Thompson M J, Goldstein R A
Biophysics Research Division, University of Michigan, Ann Arbor 48109-1055, USA.
Proteins. 1996 May;25(1):28-37. doi: 10.1002/(SICI)1097-0134(199605)25:1<28::AID-PROT3>3.0.CO;2-G.
Using an information theoretic formalism, we optimize classes of amino acid substitution to be maximally indicative of local protein structure. Our statistically-derived classes are loosely identifiable with the heuristic constructions found in previously published work. However, while these other methods provide a more rigid idealization of physicochemically constrained residue substitution, our classes provide substantially more structural information with many fewer parameters. Moreover, these substitution classes are consistent with the paradigmatic view of the sequence-to-structure relationship in globular proteins which holds that the three-dimensional architecture is predominantly determined by the arrangement of hydrophobic and polar side chains with weak constraints on the actual amino acid identities. More specific constraints are imposed on the placement of prolines, glycines, and the charged residues. These substitution classes have been used in highly accurate predictions of residue solvent accessibility. They could also be used in the identification of homologous proteins, the construction and refinement of multiple sequence alignments, and as a means of condensing and codifying the information in multiple sequence alignments for secondary structure prediction and tertiary fold recognition.

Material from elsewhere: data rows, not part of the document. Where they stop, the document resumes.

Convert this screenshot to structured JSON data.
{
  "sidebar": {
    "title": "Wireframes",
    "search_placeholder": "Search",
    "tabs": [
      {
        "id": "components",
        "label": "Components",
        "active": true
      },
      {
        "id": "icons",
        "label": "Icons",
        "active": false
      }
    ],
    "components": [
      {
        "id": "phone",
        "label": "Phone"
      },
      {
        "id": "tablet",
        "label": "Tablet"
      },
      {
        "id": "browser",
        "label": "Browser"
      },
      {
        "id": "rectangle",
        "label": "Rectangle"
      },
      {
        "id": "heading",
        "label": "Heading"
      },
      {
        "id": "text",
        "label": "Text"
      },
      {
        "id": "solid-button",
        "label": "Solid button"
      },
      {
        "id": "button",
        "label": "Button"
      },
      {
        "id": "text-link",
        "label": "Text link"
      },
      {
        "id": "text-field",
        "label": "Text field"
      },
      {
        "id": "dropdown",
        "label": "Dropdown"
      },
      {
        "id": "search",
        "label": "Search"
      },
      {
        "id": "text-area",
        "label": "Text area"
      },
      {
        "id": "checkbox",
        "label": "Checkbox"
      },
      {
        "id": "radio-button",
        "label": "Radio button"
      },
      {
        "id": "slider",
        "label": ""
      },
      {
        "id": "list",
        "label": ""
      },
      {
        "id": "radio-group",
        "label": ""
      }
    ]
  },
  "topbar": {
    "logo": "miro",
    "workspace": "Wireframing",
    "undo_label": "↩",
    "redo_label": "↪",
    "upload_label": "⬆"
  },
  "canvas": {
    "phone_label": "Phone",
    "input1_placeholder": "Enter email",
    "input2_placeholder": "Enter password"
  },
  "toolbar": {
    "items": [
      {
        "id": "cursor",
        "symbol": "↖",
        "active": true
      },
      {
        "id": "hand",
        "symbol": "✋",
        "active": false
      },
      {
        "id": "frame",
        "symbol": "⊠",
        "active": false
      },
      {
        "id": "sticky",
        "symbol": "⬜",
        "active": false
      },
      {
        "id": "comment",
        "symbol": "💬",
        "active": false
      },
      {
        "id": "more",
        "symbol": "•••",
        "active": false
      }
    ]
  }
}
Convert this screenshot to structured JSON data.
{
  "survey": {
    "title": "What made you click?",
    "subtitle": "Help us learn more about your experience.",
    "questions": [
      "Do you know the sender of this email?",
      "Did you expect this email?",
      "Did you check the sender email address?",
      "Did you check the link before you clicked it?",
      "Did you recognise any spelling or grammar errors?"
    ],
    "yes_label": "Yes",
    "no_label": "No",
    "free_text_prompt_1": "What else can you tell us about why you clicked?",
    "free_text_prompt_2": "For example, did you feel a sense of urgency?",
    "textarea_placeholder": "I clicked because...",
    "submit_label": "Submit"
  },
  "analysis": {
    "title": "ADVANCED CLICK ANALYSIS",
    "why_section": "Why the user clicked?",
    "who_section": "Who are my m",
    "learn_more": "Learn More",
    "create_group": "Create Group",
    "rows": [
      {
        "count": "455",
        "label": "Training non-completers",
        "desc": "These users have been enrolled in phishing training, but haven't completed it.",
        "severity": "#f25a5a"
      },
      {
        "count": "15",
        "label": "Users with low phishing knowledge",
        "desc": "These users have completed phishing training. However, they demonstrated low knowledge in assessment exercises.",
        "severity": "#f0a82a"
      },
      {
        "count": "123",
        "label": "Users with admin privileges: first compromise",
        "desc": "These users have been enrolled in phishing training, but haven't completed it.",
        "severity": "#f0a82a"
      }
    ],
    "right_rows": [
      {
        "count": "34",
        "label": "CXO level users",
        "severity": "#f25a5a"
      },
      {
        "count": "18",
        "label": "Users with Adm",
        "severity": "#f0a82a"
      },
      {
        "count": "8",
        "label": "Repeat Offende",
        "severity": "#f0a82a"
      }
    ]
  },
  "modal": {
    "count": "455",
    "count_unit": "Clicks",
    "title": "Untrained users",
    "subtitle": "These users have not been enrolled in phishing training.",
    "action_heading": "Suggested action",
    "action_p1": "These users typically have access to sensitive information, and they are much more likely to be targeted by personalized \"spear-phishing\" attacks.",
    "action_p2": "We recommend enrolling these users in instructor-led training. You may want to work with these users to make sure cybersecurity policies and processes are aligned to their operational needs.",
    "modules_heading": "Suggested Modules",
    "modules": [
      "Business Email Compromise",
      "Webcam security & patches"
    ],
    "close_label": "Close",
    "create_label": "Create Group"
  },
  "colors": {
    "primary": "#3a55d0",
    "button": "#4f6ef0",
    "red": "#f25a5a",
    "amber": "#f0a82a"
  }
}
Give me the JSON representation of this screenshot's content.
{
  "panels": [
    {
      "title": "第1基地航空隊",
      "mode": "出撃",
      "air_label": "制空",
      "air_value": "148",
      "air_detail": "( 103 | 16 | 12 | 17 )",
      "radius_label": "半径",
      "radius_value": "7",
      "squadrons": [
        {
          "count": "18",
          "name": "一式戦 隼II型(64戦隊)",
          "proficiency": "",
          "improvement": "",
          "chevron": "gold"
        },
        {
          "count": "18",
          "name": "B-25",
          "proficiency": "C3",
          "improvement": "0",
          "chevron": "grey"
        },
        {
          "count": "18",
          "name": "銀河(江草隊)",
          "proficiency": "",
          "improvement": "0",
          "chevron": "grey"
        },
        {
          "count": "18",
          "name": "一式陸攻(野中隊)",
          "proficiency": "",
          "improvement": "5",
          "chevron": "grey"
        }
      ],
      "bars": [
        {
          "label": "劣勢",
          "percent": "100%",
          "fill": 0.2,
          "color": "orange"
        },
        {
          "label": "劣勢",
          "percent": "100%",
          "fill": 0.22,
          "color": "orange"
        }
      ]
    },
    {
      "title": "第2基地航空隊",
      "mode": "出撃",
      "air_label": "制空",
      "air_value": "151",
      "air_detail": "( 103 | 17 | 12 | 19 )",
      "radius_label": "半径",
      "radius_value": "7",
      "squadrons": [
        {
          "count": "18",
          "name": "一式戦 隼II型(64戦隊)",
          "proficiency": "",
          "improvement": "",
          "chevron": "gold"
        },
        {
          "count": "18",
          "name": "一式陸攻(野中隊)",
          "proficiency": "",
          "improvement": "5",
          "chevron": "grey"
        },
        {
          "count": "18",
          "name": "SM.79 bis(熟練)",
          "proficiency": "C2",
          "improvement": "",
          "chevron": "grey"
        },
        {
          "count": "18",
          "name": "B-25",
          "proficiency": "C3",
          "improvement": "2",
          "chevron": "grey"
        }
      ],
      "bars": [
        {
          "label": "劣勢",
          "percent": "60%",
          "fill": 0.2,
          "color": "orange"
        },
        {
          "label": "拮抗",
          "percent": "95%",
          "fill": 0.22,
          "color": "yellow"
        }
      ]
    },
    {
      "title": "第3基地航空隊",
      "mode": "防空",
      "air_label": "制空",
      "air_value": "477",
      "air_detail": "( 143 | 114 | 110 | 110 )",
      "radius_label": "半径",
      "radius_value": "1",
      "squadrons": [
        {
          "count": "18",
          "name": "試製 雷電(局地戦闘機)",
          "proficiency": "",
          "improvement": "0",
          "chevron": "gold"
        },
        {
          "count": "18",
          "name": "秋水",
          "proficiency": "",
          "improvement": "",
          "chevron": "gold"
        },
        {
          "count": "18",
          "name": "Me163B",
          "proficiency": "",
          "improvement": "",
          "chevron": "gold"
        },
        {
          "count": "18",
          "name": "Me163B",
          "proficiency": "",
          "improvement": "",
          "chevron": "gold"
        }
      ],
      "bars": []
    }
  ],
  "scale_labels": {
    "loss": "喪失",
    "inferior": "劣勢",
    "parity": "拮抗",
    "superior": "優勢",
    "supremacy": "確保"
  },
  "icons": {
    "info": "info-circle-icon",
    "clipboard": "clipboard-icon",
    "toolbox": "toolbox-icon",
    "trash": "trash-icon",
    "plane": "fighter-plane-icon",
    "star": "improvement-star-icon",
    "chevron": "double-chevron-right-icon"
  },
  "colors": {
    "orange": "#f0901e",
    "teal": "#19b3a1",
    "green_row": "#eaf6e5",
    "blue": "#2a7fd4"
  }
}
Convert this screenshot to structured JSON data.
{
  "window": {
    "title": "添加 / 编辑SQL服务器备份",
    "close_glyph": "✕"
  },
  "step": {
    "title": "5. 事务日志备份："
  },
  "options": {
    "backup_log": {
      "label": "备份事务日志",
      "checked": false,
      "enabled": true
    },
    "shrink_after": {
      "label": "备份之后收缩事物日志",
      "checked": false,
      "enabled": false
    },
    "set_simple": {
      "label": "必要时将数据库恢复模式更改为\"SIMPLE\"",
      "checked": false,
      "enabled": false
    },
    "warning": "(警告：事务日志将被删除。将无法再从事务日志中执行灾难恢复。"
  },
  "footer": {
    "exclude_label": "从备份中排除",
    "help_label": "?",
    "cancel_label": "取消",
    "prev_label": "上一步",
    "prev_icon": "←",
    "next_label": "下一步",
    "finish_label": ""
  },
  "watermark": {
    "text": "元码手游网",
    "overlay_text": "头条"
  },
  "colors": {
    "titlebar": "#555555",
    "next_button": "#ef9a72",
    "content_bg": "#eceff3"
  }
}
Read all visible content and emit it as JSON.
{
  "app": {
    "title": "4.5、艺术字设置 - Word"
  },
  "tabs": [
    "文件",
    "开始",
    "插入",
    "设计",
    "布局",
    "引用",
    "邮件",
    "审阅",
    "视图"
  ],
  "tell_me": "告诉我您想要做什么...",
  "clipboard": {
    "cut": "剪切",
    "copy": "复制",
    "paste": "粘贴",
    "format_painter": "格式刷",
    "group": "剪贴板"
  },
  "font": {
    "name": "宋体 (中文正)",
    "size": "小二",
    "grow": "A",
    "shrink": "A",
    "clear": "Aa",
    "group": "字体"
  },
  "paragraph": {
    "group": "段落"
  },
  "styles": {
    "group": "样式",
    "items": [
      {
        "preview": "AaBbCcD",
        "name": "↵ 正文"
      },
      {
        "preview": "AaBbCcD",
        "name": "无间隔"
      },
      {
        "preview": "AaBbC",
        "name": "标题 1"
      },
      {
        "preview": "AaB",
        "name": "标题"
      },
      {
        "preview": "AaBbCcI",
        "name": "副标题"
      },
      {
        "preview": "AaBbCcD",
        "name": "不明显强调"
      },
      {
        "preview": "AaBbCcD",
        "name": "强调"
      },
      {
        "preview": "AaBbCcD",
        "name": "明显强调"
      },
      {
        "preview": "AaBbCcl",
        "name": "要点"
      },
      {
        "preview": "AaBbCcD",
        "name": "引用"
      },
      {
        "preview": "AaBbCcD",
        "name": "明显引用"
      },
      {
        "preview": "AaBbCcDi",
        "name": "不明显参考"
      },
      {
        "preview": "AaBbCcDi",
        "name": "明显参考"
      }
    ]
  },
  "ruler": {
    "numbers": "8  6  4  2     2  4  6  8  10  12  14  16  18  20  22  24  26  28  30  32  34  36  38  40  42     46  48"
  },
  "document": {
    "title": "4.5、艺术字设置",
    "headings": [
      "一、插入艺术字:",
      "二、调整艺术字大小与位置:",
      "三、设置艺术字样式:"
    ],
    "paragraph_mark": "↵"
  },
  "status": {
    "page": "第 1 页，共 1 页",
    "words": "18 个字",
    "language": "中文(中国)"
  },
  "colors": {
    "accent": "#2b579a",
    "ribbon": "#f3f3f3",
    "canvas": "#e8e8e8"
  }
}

我们使用信息论形式体系,优化氨基酸替换类别,使其能最大程度地指示局部蛋白质结构。我们通过统计得出的类别与先前发表的工作中所发现的启发式结构大致可识别。然而,虽然其他方法对物理化学约束的残基替换提供了更严格的理想化,但我们的类别用少得多的参数提供了实质上更多的结构信息。此外,这些替换类别与球状蛋白质中序列与结构关系的范式观点一致,该观点认为三维结构主要由疏水和极性侧链的排列决定,而对实际氨基酸身份的约束较弱。脯氨酸、甘氨酸和带电荷残基的位置受到更具体的约束。这些替换类别已用于残基溶剂可及性的高精度预测。它们还可用于同源蛋白质的鉴定、多序列比对的构建和优化,以及作为浓缩和编码多序列比对中的信息以进行二级结构预测和三级折叠识别的一种手段。